Wednesday, January 02, 2013

THE MINORITY REPORT




Another new year. I’m amazed. When I think back on my profligate youth I can’t figure out how I made it to fifty, much less seventy. It must have something to do with the way the grace of God intercepted me back in ‘67.
 
In a Gazette op-ed a few days ago Bonnie Erbe hammered a nail or two through the lid of contemporary Christianity’s coffin. Citing research polls indicating that more and more Americans are abandoning religious affiliation (20% of us, according to a Pew Research poll). Erbe triumphantly concluded, “One day, Christian leaders will wake up and recognize that their era is crumbling.” If the trends continue, she believes America will eventually free itself from the shackles of “oppressive Christianity.” Thus, Christianity will become irrelevant and powerless.
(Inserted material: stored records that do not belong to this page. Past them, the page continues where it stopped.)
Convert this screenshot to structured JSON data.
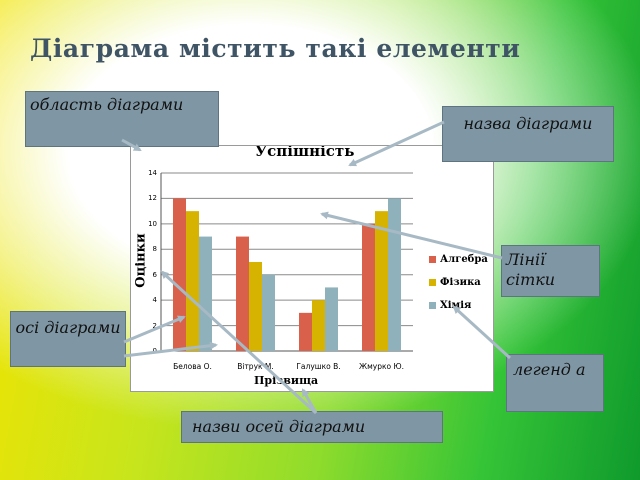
{
  "slide": {
    "title": "Діаграма містить такі елементи"
  },
  "callouts": {
    "chart_area": "область діаграми",
    "chart_title": "назва діаграми",
    "gridlines": "Лінії сітки",
    "axes": "осі діаграми",
    "legend": "легенд а",
    "axis_titles": "назви осей діаграми"
  },
  "colors": {
    "callout_bg": "#7f97a4",
    "arrow": "#a7b9c4",
    "title_text": "#3f5566"
  },
  "chart_data": {
    "type": "bar",
    "title": "Успішність",
    "xlabel": "Прізвища",
    "ylabel": "Оцінки",
    "categories": [
      "Белова О.",
      "Вітрук М.",
      "Галушко В.",
      "Жмурко Ю."
    ],
    "ylim": [
      0,
      14
    ],
    "yticks": [
      0,
      2,
      4,
      6,
      8,
      10,
      12,
      14
    ],
    "grid": true,
    "legend_position": "right",
    "series": [
      {
        "name": "Алгебра",
        "values": [
          12,
          9,
          3,
          10
        ],
        "color": "#d9604a"
      },
      {
        "name": "Фізика",
        "values": [
          11,
          7,
          4,
          11
        ],
        "color": "#d6b300"
      },
      {
        "name": "Хімія",
        "values": [
          9,
          6,
          5,
          12
        ],
        "color": "#8fb1bb"
      }
    ]
  }
}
Erbe sees this as reason to celebrate.
 
Should I, as a Christian, be troubled? Absolutely not! If my faith meant nothing more to me than cultural relevance or political power it would be utterly meaningless. I gave no thought to those things when I embraced faith in Jesus. In fact, I was powerless, not powerful. I was an outsider looking in, not an insider looking out. I was weak. I was lost! No amount of cultural relevance or political power could fix what was ailing me.
 
Nothing that I’ve seen on the political or social scene over the past fifty years has changed my thinking. Political power shifts over time. So do society’s trends. The powerful one day become the downtrodden the next. Yesterday’s chic and trendy becomes laughable as soon as the latest fashions are displayed on the runways in Paris.
 
There’s one thing, though, that doesn’t change with time – our search for meaning in life.
 
Nancy and I have seen this played out over and over again. We moved to New Jersey in the late eighties. Once we found a place to live we started looking for a church, a particular type of church. It wasn’t easy, since the prevailing religions on the east coast are humanism and mammon, and sometimes a marriage of the two. But we found it in a place called Jockey Hollow. It wasn’t a glorious place. There were no flying buttresses; there was no massive pipe organ. In fact, the roof leaked and the chairs creaked. But, over the years we found ourselves bound together in a pilgrimage with a small, eclectic band of societal castaways, nuclear and design engineers, musicians, poets, vagabonds, and a PhD chemist thrown in for good measure. We had none of the trappings one normally associates with power. We had very little money, and the little we had flowed through us. I remember a business meeting when we deferred plugging the leaky roof and gave every penny we had to missionaries in India, the Philippines, Afghanistan, Mali, and other mission posts along the world’s 10-30 corridor. I can still hear the cheers erupting as the last dollar was given.
 
The church in Jockey Hollow was never relevant or powerful in worldly terms, but Nancy and I experienced quiet, transcendent power in that seemingly insignificant place. The relationships and bonds of affection we developed there will last our lifetime, and beyond.
 
We’ve seen that transcendent power displayed in the most unlikely of places. We’ve even seen it on Memphis’s Highland Strip, in a small generation X church sandwiched between a psychic advisor and Rocky’s Tattoo Parlor. 
 
We occasionally reminisce about a Sunday morning years ago when we toured Paris’s Notre Dame Cathedral. Like most that morning, we were tourists caught up in gargoyles and the gold-laden altar. We made our way around the nave, taking pictures as we did. As we moved close to the altar we noticed a small group of worshippers singing a’ Capella. They didn’t seem to take any notice of the tourists like us skulking around. My words can’t adequately describe the beauty of the polyphony. It was a transcendent moment. The twenty or so songs gathered together, became one, then rose gently heavenward, past the massive columns and statuary. The power of the experience brought me to my knees.
 
I often hear that Christianity has become meaningless in Europe. My experience that morning taught me that Christianity’s European presence, while small, is alive and powerful.
 
It’s sad, but true. Religion almost always loses its way when it becomes big, socially relevant, or politically powerful. So, Erbe may be at least half-right. Institutional Christianity may be on the wane. But, whatever happens, there will always be small bands of pilgrims searching for absolution and meaning. We may become the minority report, but we’ll still be there. As Bob Dylan put it:

 “All my loyal and much-loved companions
They approve of me and share my code
I practice a faith that’s long been abandoned
Ain’t no altars on this long and lonesome road.”